The Returning Warfare Quotes

How we cite our quotes: (Chapter.Paragraph)

Quote #1

Pin was bored with Lords and war. She took a hank of Cam's long hair in each hand. "Giddap!" She snapped the hair-reins. (1.91)

Too bad for Cam his little sis doesn't share everyone else's interest in war. Pin's reaction might seem a little out of place, given that everyone is pushing Cam for war stories, but we totally get it—she wants to move on with their lives already.

Quote #2

They had a look to them, the same look… Was it war that gave them that look, or was it being set adrift by their Lord to find their way home, having left it in the first place to fight for him? (2.56)

Check out how the soldiers are described here. Even the "winners" of a war lose a great deal going off to fight—freedom, family, peace, and lots more. It's important for us to realize that it's not just the Downlanders who are suffering.

Quote #3

"I don't know about the war changing things." It was Mam Coverlast speaking. "But with your gamekeeper setting borders that never used to be, it's hurting our livelihood." (2.79)

Even though people don't want to admit it, the war changed a lot. For starters, Downlanders can't make as much money now that the Uplanders rule and changed up the system.

Quote #4

Cam had lifted a shoulder. That he would not want to talk about it… Ban thought he could understand: To talk about it was to think about it, when all Cam wanted, it seemed, was to forget. (4.28)

That's irony for you. Everyone wants Cam to remember all the gory details, while he just wants to make it the furthest thing from his mind. Except war keeps taking over his memories and life—so he can't escape, no matter what he does.

Quote #5

He could see Cam, running, not slowing even to shove the branches aside, as if Fenister's farmhand had become an Uplander soldier, as if the war was still being fought. (4.56)

Ban realizes that you can take Cam out of a war, but you can't take the war out of Cam. Now that he's fought, it's part of him whether he likes it or not.

Quote #6

His sword did swing and the blood, it did just… jump from my arm and hit him, face and chest and hands, and he… he staggered back and fell over a body, so he was kneeling there, righting himself, using his sword as a prop, and I was looking at him, and his eyes met mine and it wasn't. (4.103)
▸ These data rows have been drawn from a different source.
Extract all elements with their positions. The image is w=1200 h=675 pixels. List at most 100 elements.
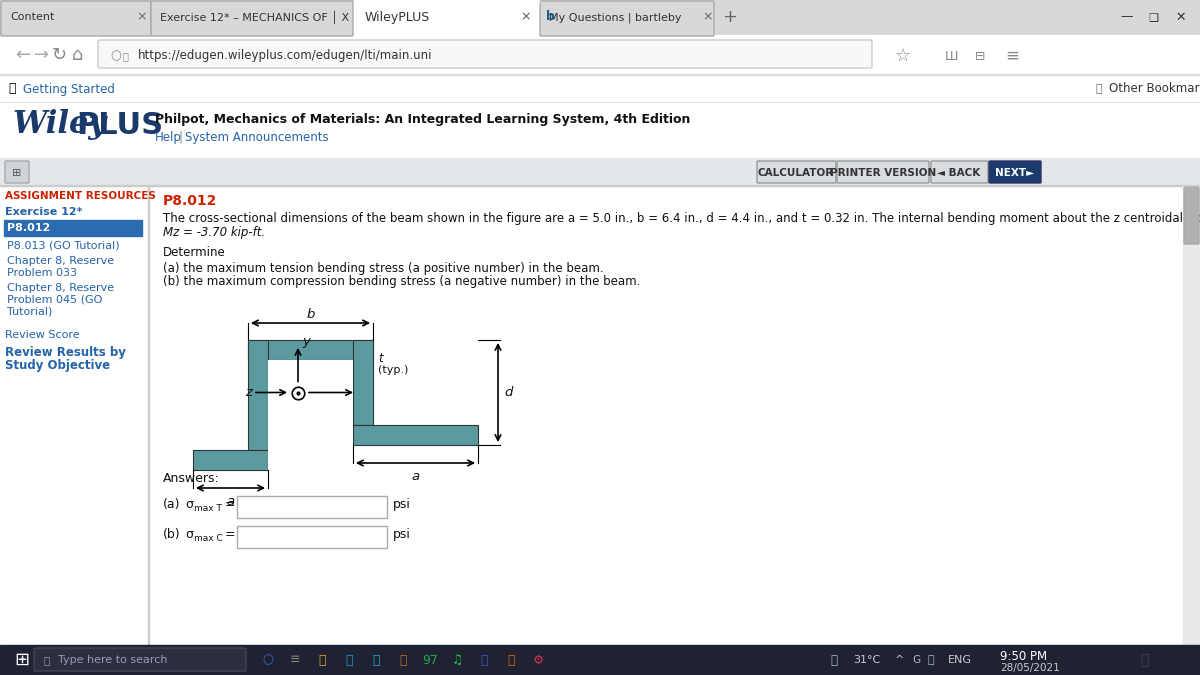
Text: 👥: 👥 [480,653,487,666]
Text: Content: Content [10,13,54,22]
Text: Review Results by: Review Results by [5,346,126,359]
Text: ^: ^ [895,655,905,665]
Text: G: G [912,655,920,665]
Text: Mz = -3.70 kip-ft.: Mz = -3.70 kip-ft. [163,226,265,239]
Text: =: = [226,528,235,541]
Bar [248,340,373,360]
FancyBboxPatch shape [1,1,151,36]
Text: ←: ← [14,46,30,64]
Text: ≡: ≡ [1006,47,1019,65]
Text: Chapter 8, Reserve: Chapter 8, Reserve [7,283,114,293]
Text: Answers:: Answers: [163,472,220,485]
Text: 🦊: 🦊 [8,82,16,95]
Text: →: → [34,46,49,64]
Text: ⊞: ⊞ [12,168,22,178]
Text: σ: σ [185,528,193,541]
Bar [354,0,539,2]
Text: 🔊: 🔊 [928,655,935,665]
Text: t: t [378,352,383,365]
Bar [0,186,1200,645]
Text: 📁: 📁 [318,653,325,666]
Text: Type here to search: Type here to search [58,655,168,665]
Text: P8.012: P8.012 [7,223,50,233]
Text: 🔒: 🔒 [124,51,128,61]
Text: psi: psi [394,528,410,541]
Bar [268,450,353,470]
Text: ⊟: ⊟ [974,49,985,63]
Text: ASSIGNMENT RESOURCES: ASSIGNMENT RESOURCES [5,191,156,201]
FancyBboxPatch shape [540,1,714,36]
Text: Chapter 8, Reserve: Chapter 8, Reserve [7,256,114,266]
Bar [0,103,1200,158]
Text: ⚙: ⚙ [533,653,544,666]
Text: a: a [412,470,420,483]
Text: ◄ BACK: ◄ BACK [937,168,980,178]
Text: Help: Help [155,130,182,144]
Bar [0,645,1200,675]
Text: Getting Started: Getting Started [23,82,115,95]
FancyBboxPatch shape [931,161,988,183]
Text: WileyPLUS: WileyPLUS [365,11,431,24]
Text: ×: × [136,11,146,24]
Bar [0,75,1200,103]
Bar [0,102,1200,103]
Text: ≡: ≡ [289,653,300,666]
FancyBboxPatch shape [98,40,872,68]
Text: PLUS: PLUS [76,111,163,140]
FancyBboxPatch shape [989,161,1042,183]
Bar [0,158,1200,186]
Bar [353,425,478,445]
Text: ×: × [702,11,713,24]
Text: max T: max T [194,504,222,513]
Text: P8.012: P8.012 [163,194,217,208]
Text: ENG: ENG [948,655,972,665]
Text: 31°C: 31°C [853,655,881,665]
FancyBboxPatch shape [5,161,29,183]
Bar [4,220,142,236]
Text: Problem 033: Problem 033 [7,268,77,278]
Text: 📁: 📁 [1096,84,1102,94]
Bar [238,496,386,518]
Bar [0,185,1200,186]
Text: b: b [546,11,554,24]
Text: Study Objective: Study Objective [5,359,110,372]
Text: (b) the maximum compression bending stress (a negative number) in the beam.: (b) the maximum compression bending stre… [163,275,641,288]
Text: Review Score: Review Score [5,330,79,340]
Text: +: + [722,8,737,26]
Text: 28/05/2021: 28/05/2021 [1000,663,1060,673]
Text: Other Bookmarks: Other Bookmarks [1109,82,1200,95]
Text: 🌥: 🌥 [830,653,838,666]
Text: y: y [302,335,310,348]
Text: z: z [245,386,252,399]
Bar [353,340,373,425]
Text: 97: 97 [422,653,438,666]
Text: ✕: ✕ [1175,11,1186,24]
FancyBboxPatch shape [151,1,353,36]
Text: Problem 045 (GO: Problem 045 (GO [7,295,102,305]
Text: Philpot, Mechanics of Materials: An Integrated Learning System, 4th Edition: Philpot, Mechanics of Materials: An Inte… [155,113,690,126]
Text: 🔍: 🔍 [43,655,49,665]
Text: Exercise 12* – MECHANICS OF │ X: Exercise 12* – MECHANICS OF │ X [160,11,349,24]
Text: —: — [1120,11,1133,24]
Text: d: d [504,386,512,399]
Text: https://edugen.wileyplus.com/edugen/lti/main.uni: https://edugen.wileyplus.com/edugen/lti/… [138,49,432,63]
Text: (b): (b) [163,528,181,541]
Bar [0,35,1200,75]
FancyBboxPatch shape [34,648,246,671]
FancyBboxPatch shape [757,161,836,183]
Text: a: a [227,495,234,508]
Text: (typ.): (typ.) [378,365,408,375]
Text: 📦: 📦 [400,653,407,666]
Text: 🌊: 🌊 [346,653,353,666]
Text: (a): (a) [163,498,180,511]
Text: Tutorial): Tutorial) [7,307,53,317]
Text: (a) the maximum tension bending stress (a positive number) in the beam.: (a) the maximum tension bending stress (… [163,262,604,275]
Text: =: = [226,498,235,511]
Bar [268,360,353,425]
Text: ×: × [520,11,530,24]
Text: CALCULATOR: CALCULATOR [758,168,834,178]
Text: ⌂: ⌂ [72,46,83,64]
FancyBboxPatch shape [838,161,929,183]
Text: psi: psi [394,498,410,511]
Bar [354,0,539,35]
There are so few descriptions of the fighting in the novel that we had to highlight this one from Cam. We'd like to point out how he doesn't play the blame game here, making his enemy seem larger or more vicious than he actually is. For the most part, he seems to give us a pretty straightforward account.

Quote #7

War. The hungering in him burst into excitement and a kind of fear. This is it, he thought. He wondered if he would see Smiling Women, in the north. Da dum da dum. This is it. (5.48)

When Cam first learns of war, he's psyched. There's definitely a heart-racing, adrenaline-pumping thrill coming out here before he sees any action on the battlefield. If only he knew the trauma and repercussions the war will actually have on him, perhaps he wouldn't be so excited to go.

Quote #8

The war went on and on and on. The two great armies did not meet again in numbers until the Battle for Dorn-Lannet, but dodged and jinked about each other. Cam's war was ambush and sniping, a war of nerves and secret, stalking slaughter, moving back and forth over the same territory, but slowly, slowly, Cam's own side always losing ground. (7.85)
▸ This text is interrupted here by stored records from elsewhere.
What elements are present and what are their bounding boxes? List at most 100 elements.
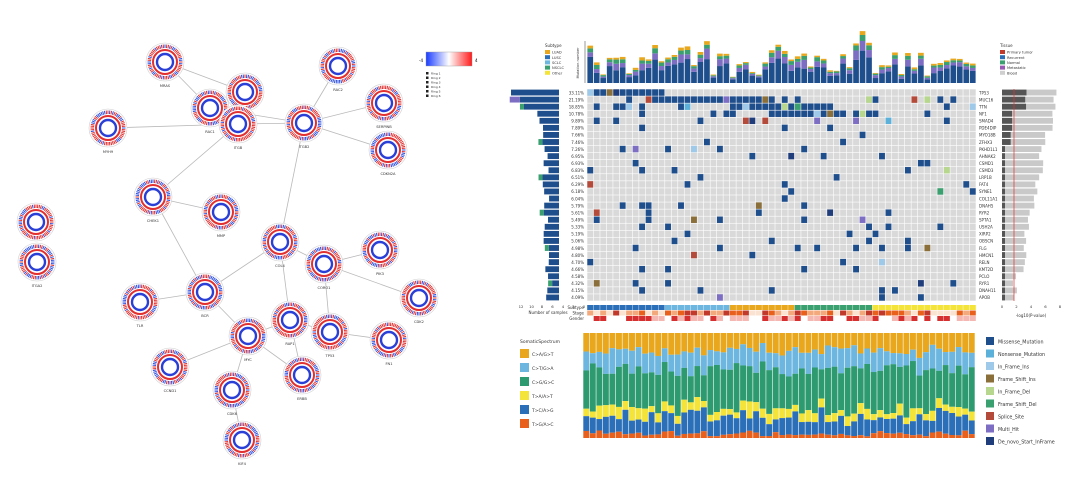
signature-segment — [864, 333, 870, 348]
right-bar-sig — [1002, 125, 1012, 131]
top-bar-segment — [944, 62, 950, 65]
oncoplot-cell — [788, 132, 794, 138]
mutation-cell — [769, 103, 775, 109]
oncoplot-cell — [801, 280, 807, 286]
oncoplot-cell — [678, 125, 684, 131]
top-bar-segment — [938, 65, 944, 68]
oncoplot-cell — [652, 146, 658, 152]
oncoplot-cell — [821, 160, 827, 166]
oncoplot-cell — [892, 259, 898, 265]
legend-swatch — [426, 90, 429, 93]
annotation-cell — [957, 311, 963, 316]
tissue-swatch — [1000, 71, 1005, 75]
oncoplot-cell — [620, 231, 626, 237]
annotation-cell — [788, 305, 794, 310]
annotation-label: Subtype — [567, 305, 584, 310]
oncoplot-cell — [607, 280, 613, 286]
network-node-label: SERPINB — [376, 125, 392, 129]
oncoplot-cell — [704, 280, 710, 286]
oncoplot-cell — [944, 266, 950, 272]
oncoplot-cell — [918, 224, 924, 230]
oncoplot-cell — [918, 118, 924, 124]
gene-label: NF1 — [979, 112, 987, 117]
right-bar — [1002, 146, 1041, 152]
oncoplot-cell — [950, 118, 956, 124]
oncoplot-cell — [866, 103, 872, 109]
oncoplot-cell — [756, 125, 762, 131]
oncoplot-cell — [685, 139, 691, 145]
mutation-cell — [873, 96, 879, 102]
right-axis-tick: 2 — [1015, 304, 1018, 309]
oncoplot-cell — [931, 195, 937, 201]
oncoplot-cell — [834, 118, 840, 124]
mutation-cell — [672, 238, 678, 244]
oncoplot-cell — [594, 245, 600, 251]
oncoplot-cell — [866, 245, 872, 251]
oncoplot-cell — [918, 266, 924, 272]
oncoplot-cell — [659, 259, 665, 265]
signature-segment — [825, 415, 831, 422]
signature-segment — [838, 373, 844, 410]
annotation-cell — [762, 316, 768, 321]
oncoplot-cell — [918, 202, 924, 208]
signature-segment — [962, 409, 968, 415]
oncoplot-cell — [749, 125, 755, 131]
oncoplot-cell — [626, 132, 632, 138]
signature-segment — [766, 370, 772, 414]
signature-segment — [760, 436, 766, 438]
oncoplot-cell — [698, 224, 704, 230]
annotation-cell — [723, 316, 729, 321]
oncoplot-cell — [963, 103, 969, 109]
oncoplot-cell — [652, 125, 658, 131]
mutation-cell — [769, 111, 775, 117]
signature-segment — [917, 414, 923, 434]
top-bar-segment — [795, 56, 801, 59]
top-bar-segment — [963, 70, 969, 83]
signature-segment — [694, 397, 700, 411]
network-node-label: RAP1 — [285, 342, 294, 346]
signature-segment — [871, 372, 877, 414]
signature-segment — [930, 368, 936, 410]
oncoplot-cell — [646, 294, 652, 300]
signature-segment — [962, 415, 968, 431]
signature-legend-label: T>G/A>C — [531, 422, 554, 428]
oncoplot-cell — [847, 160, 853, 166]
mutation-cell — [646, 217, 652, 223]
oncoplot-cell — [775, 146, 781, 152]
mutation-cell — [723, 96, 729, 102]
annotation-cell — [769, 305, 775, 310]
top-bar-segment — [620, 63, 626, 67]
frequency-label: 6.04% — [571, 196, 584, 201]
signature-segment — [623, 401, 629, 410]
oncoplot-cell — [646, 174, 652, 180]
oncoplot-cell — [866, 280, 872, 286]
signature-segment — [642, 436, 648, 438]
oncoplot-cell — [931, 103, 937, 109]
oncoplot-cell — [821, 280, 827, 286]
mutation-type-swatch — [986, 362, 994, 370]
signature-segment — [583, 416, 589, 431]
oncoplot-cell — [834, 245, 840, 251]
oncoplot-cell — [698, 259, 704, 265]
oncoplot-cell — [782, 245, 788, 251]
oncoplot-cell — [924, 217, 930, 223]
frequency-label: 4.58% — [571, 274, 584, 279]
oncoplot-cell — [594, 132, 600, 138]
top-bar-segment — [762, 69, 768, 83]
signature-segment — [910, 350, 916, 361]
mutation-cell — [886, 209, 892, 215]
oncoplot-cell — [756, 174, 762, 180]
gene-label: MYO18B — [979, 133, 996, 138]
oncoplot-cell — [587, 294, 593, 300]
oncoplot-cell — [769, 125, 775, 131]
oncoplot-cell — [756, 146, 762, 152]
left-bar — [539, 118, 559, 124]
oncoplot-cell — [924, 181, 930, 187]
left-bar — [546, 295, 559, 301]
oncoplot-cell — [749, 238, 755, 244]
oncoplot-cell — [659, 287, 665, 293]
top-bar-segment — [860, 41, 866, 51]
oncoplot-cell — [827, 287, 833, 293]
signature-segment — [668, 355, 674, 372]
oncoplot-cell — [814, 167, 820, 173]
We get several clues that the Uplanders and Downlanders are pretty equally matched in the novel, and this is a pretty significant one. It's important that the Uplanders slowly overtake the Downlanders, because it gives us a sense that the war is between two similar sides—and that means both lose in the end.

Quote #9

Watching her, Diido hurt: for the little girl she herself had been before the soldiers had come; for the angry grieving look on the child's face. Even here, in this place of peace and plenty, so far, far from the soldiers, why that look? (8.46)

Diido's war isn't what Cam experienced on the battlefield, but it's just as real and just as horrific. She's used by the soldiers simply because there's a war and people behave differently when in battle—to her, the war represents the loss of herself.

Quote #10

Gyodan had told him, "War is art: strategy, sword-work, archery." But to Gyaar, it was grass churned to mud, the mud red. It was Father's men bowed, all the same, knee and fist to the ground, heads bent. War was Father, in his blood-colored armor, running up the avenue they made. (10.28)

Gyodan thinks war is much more artful than Gyaar, which makes it easier for him to rush into battle. But all that strategy can only get you so far—in fact, Gyodan dies very quickly in the war. Perhaps his advice isn't worth taking then and Gyaar's understanding of war is more accurate.